Back then, this question sort of cracked me open. And then the crack healed or wore off. Nothing is ever as profound again as the very first time you hear the profound thing spoken out loud in a room where people have been meditating all day.

I’ve heard this question asked so many times on radio and in articles since that moment when I was temporarily cracked open in India. The wild and precious life question has become a sort of cliche. It’s not Mary Oliver’s fault. More than 30 years ago she wrote something so simple and yet so profound that it began popping up everywhere, and it has lost, for me anyway, something of its potency.

I lie awake and think about the moon. I read on a sleep website – since the pandemic sleep websites seem to have multiplied like a virus – that some people believe the phases of the moon influence menstrual cycles and fertility. “If this is true, then it’s reasonable to conceive a mechanism by which the moon impacts sleep by acting on female hormones.” I lie awake and think about the menopause. The moonopause. My face grows warm and sweaty, but sleep does not come.

One day, my youngest sister, Katie, comes around for lunch. I’m too tired to make anything, so I order sushi. I tell her about my first-world problems. The incongruous chest of drawers in the office. The equally out-of-place sideboard in the office that in the lockdowns served as a pandemic pantry. There are baked beans and towels in my place of work. I tell her about the book mountains all over the house and the videotapes. “I need some help,” I say. They are magic words. We should all say them more often.

Mary Oliver's poem Storage is about how getting rid of stuff can make more room and not just in your house. It's about the lifting of existential burdens

A few days later she arrives with giant bags for stuff to get rid of and boxes with lids for stuff to keep. The decluttering guru Marie Kondo has been in my house trying to help me before – this is a true fact, not some kind of insomniacal fever dream – but Katie goes at my house like a turbocharged Marie Kondo with bells on. In two hours, three rooms in my house are transformed and the boot of her car is filled with nine bags for the charity shop.
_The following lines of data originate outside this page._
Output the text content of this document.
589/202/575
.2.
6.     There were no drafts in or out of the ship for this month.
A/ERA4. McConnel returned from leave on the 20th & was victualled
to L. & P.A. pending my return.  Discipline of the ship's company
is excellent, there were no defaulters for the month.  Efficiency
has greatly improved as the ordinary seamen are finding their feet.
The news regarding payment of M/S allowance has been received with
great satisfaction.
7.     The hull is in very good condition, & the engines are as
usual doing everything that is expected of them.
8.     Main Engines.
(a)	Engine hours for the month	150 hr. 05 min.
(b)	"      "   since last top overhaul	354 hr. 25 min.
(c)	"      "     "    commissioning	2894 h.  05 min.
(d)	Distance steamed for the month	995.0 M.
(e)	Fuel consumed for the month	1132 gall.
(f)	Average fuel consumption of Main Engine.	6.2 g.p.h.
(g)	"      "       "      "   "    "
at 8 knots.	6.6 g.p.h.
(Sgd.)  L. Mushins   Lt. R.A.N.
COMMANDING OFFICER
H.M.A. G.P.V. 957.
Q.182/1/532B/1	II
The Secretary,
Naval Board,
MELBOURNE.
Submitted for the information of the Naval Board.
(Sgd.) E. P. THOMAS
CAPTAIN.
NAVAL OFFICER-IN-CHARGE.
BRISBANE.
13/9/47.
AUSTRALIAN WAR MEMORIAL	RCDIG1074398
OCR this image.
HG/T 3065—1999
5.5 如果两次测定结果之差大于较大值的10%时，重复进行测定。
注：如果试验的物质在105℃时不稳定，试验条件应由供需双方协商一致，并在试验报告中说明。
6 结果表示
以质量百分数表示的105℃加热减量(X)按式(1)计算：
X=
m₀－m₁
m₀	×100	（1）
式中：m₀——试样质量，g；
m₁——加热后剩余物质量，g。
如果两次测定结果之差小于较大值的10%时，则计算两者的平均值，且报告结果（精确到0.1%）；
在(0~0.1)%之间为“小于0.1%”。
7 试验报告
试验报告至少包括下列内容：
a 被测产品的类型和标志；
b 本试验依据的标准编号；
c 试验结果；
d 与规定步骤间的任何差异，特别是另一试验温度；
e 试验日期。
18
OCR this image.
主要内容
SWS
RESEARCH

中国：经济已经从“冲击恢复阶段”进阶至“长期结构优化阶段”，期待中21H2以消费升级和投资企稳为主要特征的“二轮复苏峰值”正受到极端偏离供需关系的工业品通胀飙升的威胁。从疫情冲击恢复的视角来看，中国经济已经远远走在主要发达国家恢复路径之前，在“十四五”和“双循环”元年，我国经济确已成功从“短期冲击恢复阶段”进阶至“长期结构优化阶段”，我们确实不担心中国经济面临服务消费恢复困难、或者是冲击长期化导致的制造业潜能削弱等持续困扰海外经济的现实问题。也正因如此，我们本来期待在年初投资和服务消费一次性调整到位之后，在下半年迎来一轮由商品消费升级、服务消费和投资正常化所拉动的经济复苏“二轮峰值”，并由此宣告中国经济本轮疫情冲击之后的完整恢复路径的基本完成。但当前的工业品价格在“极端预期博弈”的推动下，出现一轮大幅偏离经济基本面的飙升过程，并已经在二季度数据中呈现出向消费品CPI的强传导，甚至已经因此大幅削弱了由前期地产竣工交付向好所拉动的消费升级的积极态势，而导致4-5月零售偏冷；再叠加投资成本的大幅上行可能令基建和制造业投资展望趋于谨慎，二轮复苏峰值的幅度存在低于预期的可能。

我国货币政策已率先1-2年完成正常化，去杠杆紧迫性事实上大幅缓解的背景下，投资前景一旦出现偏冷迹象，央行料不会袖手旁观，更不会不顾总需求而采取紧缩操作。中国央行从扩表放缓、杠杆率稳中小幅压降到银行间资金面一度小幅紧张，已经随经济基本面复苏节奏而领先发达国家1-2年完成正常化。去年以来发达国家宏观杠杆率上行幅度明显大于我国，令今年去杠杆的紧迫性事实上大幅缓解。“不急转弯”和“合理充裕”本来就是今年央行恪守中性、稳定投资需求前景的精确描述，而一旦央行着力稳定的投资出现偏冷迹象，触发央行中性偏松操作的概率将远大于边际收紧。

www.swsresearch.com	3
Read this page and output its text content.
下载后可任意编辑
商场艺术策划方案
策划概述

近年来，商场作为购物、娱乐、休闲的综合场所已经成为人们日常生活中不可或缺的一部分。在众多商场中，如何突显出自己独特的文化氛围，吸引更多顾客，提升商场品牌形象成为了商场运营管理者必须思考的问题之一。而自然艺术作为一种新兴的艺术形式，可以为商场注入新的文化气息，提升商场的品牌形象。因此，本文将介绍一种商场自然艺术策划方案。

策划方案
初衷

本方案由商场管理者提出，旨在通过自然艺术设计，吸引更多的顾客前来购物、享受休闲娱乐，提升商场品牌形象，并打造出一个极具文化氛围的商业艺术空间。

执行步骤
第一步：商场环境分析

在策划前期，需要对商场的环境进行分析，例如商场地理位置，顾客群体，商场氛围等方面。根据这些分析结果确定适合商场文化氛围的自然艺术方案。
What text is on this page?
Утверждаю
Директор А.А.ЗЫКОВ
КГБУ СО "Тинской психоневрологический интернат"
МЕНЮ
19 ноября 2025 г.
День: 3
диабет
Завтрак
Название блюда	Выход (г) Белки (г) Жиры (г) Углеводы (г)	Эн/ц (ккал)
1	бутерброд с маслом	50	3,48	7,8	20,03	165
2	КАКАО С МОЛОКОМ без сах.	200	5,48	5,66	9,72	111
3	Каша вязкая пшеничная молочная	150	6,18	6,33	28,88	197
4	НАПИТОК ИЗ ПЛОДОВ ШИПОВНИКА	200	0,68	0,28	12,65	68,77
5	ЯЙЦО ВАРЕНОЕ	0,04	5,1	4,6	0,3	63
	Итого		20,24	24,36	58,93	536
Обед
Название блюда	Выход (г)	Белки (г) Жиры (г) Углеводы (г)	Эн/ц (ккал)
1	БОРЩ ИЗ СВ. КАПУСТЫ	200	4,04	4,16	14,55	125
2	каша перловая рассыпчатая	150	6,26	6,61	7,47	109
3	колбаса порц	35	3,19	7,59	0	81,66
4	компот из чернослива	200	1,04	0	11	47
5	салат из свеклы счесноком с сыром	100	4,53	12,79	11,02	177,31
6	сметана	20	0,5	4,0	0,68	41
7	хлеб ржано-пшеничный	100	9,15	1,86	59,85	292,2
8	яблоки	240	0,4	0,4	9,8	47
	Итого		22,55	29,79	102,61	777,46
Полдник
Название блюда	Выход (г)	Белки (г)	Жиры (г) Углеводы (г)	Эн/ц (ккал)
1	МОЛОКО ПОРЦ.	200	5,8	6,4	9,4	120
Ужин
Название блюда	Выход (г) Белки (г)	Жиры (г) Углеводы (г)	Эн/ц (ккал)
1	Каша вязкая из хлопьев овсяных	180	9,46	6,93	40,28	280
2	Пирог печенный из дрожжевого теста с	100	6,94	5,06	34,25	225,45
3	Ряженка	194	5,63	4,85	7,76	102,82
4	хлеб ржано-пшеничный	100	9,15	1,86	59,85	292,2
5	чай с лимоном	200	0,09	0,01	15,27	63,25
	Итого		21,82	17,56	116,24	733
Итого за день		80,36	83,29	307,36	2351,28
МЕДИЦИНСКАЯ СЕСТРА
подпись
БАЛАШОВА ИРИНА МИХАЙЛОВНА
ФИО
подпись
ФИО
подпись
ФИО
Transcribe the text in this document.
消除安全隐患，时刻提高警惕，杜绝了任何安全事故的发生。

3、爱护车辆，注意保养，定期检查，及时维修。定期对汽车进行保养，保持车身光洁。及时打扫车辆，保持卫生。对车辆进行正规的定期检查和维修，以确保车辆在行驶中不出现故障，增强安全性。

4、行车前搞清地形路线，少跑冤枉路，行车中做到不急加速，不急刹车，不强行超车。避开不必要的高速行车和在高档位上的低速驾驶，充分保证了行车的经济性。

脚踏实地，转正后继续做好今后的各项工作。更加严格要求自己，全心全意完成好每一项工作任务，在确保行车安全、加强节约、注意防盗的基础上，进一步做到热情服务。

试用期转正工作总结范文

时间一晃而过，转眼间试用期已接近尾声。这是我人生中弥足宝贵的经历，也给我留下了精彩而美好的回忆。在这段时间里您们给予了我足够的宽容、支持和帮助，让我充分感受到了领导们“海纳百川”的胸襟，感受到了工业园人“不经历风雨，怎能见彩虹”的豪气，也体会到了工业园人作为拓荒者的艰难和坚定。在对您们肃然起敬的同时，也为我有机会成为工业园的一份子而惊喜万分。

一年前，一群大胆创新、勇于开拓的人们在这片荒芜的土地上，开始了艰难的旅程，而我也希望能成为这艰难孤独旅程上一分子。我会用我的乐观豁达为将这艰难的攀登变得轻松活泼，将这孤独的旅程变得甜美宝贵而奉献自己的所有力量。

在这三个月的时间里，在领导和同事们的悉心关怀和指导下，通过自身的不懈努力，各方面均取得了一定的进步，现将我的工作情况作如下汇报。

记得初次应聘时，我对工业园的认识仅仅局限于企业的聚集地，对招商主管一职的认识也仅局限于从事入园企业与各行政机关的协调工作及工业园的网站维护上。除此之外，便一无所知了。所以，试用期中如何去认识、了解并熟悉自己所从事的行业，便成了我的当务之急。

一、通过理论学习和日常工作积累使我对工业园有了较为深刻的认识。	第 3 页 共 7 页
“Well done,” she says to me through the two hours as though I am a small child getting a gold star. I reluctantly hand over video tapes and books I thought I’d keep forever. “You’re doing great.”

Mary Oliver's poem Storage is about how getting rid of stuff can make more room, and not just in your house. It's about the lifting of existential burdens. I think about this as I lie awake at 4.45am. The chest of drawers is in the bedroom now and the sideboard is downstairs beside the sofa in a newly created space for relaxation. With nine huge bags of stuff gone there is more room, just as Oliver predicted.

"More room in your heart for love,
for the trees! For the birds who own
nothing – the reason they can fly."

The birds who own nothing sleep well too. Heads tucked into wings. I think about them and wait for sleep to come.